This morning. 7:15 a.m. Bleary-eyed and reading my e-mails. An e-mail from PayPal asking me to verify my account:
“We recently have determined that different computers have logged onto your PayPal account, and multiple password failures were present before the login. One of our Customer Service employees has already tryed to telephonically reach you. As our employee did not manage to reach you, this email has been sent to your notice. Therefore your account has been temporarily suspended. We need you to confirm your identity in order to regain full privileges of your account. If this is not completed by April 13, 2005, we reserve the right to terminate all privileges of your account indefinitly, as it may have been used for fraudulent purposes. We thank you for your cooperation in this manner. To confirm your identity please follow the link below:
https://www.paypal.com/cgi-bin/webscr?cmd=_login-run
Thank you for your patience in this matter.
PayPal - Customer Service
Please do not reply to this e-mail as this is only a notification. Mail sent to this address cannot be answered.”
—Different computers have logged into my PayPal account? I think about the fact that I’ve just bought another computer and the complicated steps I had to go through before to verify myself to PayPal, so I click the hyperlink in the e-mail and get taken to the PayPal login screen. And then I pause in my tracks and read the e-mail properly.

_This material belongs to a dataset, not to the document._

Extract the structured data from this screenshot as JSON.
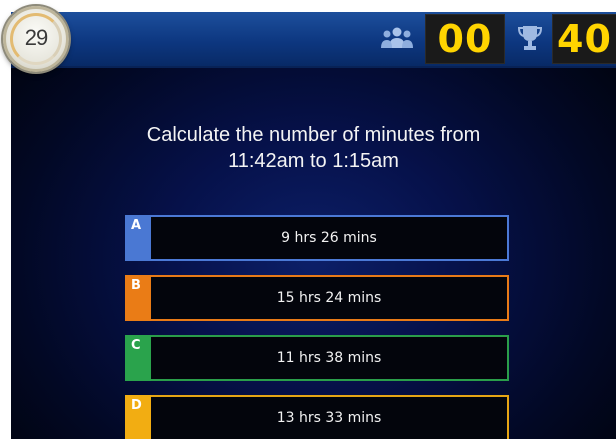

“One of our Customer Service employees has already tryed [sic] to telephonically [sic] reach you.” I hover the mouse over the hyperlink in the e-mail and look at the Thunderbird status bar. It tells me that the hyperlink actually goes to:
http://www.paypal.com.login-user43.info/webscr.php?cmd=LogIn
…which when clicked on, takes you to a passable clone of the genuine PayPal login screen.

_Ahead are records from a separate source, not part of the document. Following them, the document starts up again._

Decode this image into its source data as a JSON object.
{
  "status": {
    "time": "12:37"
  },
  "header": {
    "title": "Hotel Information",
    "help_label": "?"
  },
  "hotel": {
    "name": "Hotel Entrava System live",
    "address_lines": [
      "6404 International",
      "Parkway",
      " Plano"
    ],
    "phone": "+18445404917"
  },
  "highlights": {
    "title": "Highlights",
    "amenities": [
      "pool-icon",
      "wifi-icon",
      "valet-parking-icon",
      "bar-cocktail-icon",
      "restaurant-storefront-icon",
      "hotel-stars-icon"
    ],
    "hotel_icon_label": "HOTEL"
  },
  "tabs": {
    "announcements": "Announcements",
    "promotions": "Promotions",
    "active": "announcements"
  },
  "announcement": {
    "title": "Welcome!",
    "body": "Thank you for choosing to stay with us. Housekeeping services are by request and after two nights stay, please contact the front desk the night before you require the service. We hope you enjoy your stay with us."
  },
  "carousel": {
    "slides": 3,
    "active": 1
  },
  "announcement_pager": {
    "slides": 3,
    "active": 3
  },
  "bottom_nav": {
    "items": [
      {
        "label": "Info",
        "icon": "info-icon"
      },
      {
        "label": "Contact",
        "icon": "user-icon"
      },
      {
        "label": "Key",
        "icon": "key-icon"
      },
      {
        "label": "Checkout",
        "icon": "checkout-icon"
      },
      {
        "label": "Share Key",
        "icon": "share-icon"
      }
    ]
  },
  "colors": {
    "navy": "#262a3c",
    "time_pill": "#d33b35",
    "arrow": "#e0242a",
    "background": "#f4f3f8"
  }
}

Another giveaway: I actually received two of these e-mails, one sent to the editor address for my domain and the other to the webmaster address. Neither of which are the e-mail address that I use for PayPal.

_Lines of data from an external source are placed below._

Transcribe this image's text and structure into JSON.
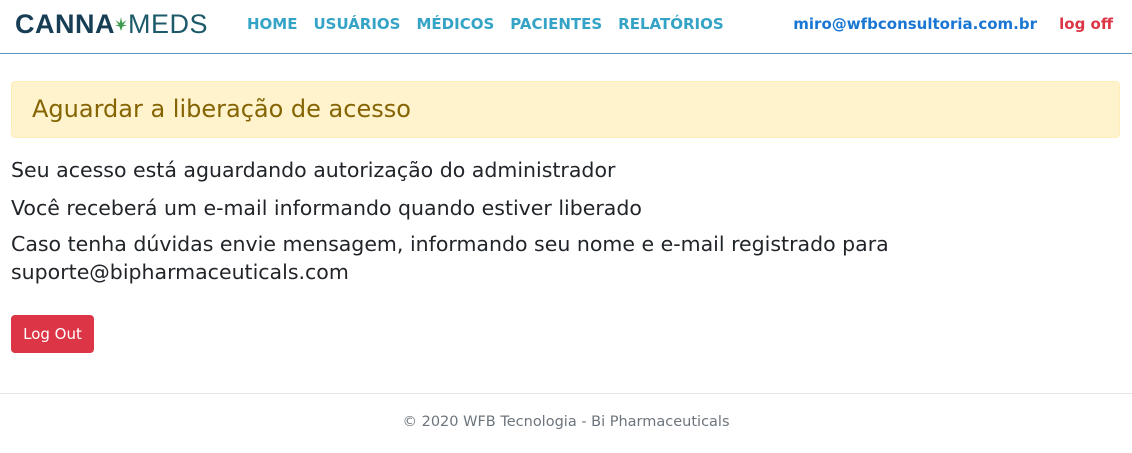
{
  "header": {
    "brand_part1": "CANNA",
    "brand_part2": "MEDS",
    "nav": [
      {
        "label": "HOME"
      },
      {
        "label": "USUÁRIOS"
      },
      {
        "label": "MÉDICOS"
      },
      {
        "label": "PACIENTES"
      },
      {
        "label": "RELATÓRIOS"
      }
    ],
    "user_email": "miro@wfbconsultoria.com.br",
    "logoff_label": "log off"
  },
  "alert": {
    "title": "Aguardar a liberação de acesso"
  },
  "messages": {
    "line1": "Seu acesso está aguardando autorização do administrador",
    "line2": "Você receberá um e-mail informando quando estiver liberado",
    "line3": "Caso tenha dúvidas envie mensagem, informando seu nome e e-mail registrado para suporte@bipharmaceuticals.com"
  },
  "logout_button": "Log Out",
  "footer": {
    "text": "© 2020 WFB Tecnologia - Bi Pharmaceuticals"
  },
  "colors": {
    "nav": "#34a3c6",
    "email": "#1976d2",
    "danger": "#dc3545",
    "alert_bg": "#fff3cd",
    "alert_text": "#856404",
    "brand_dark": "#173e54"
  },
  "icons": {
    "brand_leaf": "cannabis-leaf-icon"
  }
}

Finally, I view the message source. The Return-Path is set to an account at lil.univ-littoral.fr, which turns out to be a French university. If this is the genuine account from which the e-mails were sent, then the sender was extremely naïve, or else some poor student has been set up to appear as the sender. I fire off an e-mail to abuse@lil.univ-littoral.fr and postmaster@lil.univ-littoral.fr so that they can investigate.
I’m horrified that I came quite close to divulving my PayPal credentials, but in the end the worse that happened was that I clicked on a dodgy hyperlink and maybe verified that the e-mail had got through to me. If there’s a moral to this story then it’s that in an Internet age when everybody seems to be out to get you, you have to make sure you’re fully awake when you read your e-mail.
2003–2024 John Topley
Comments
There are 5 comments on this post. Comments are closed.
Hey John, I blogged about this on my post about GMail and Phishing.
Oops, you stripped the link. Here it goes: http://jdk.phpkid.org/index.php?p=1196
Thanks JD. I've commented over on your blog!
This is still going around and its getting harder to differentiate what is real anymore. I wonder how many people have actually given away their details. Thanks for posting I find this by Googling it to see if mine was real or not.
In all of the ones I've got so far, the address in the status bar when hovering over the link is different from the address in the link itself. This is a dead giveaway. I've heard about ones that play a trick on the User Interface by adding whitespace, making it hard to tell the difference between them. But I think that's been patched. Even if it hasn't, my skepticism about e-mails asking to update passwords would help prevent myself from being tricked in case of this whitespace trick being used.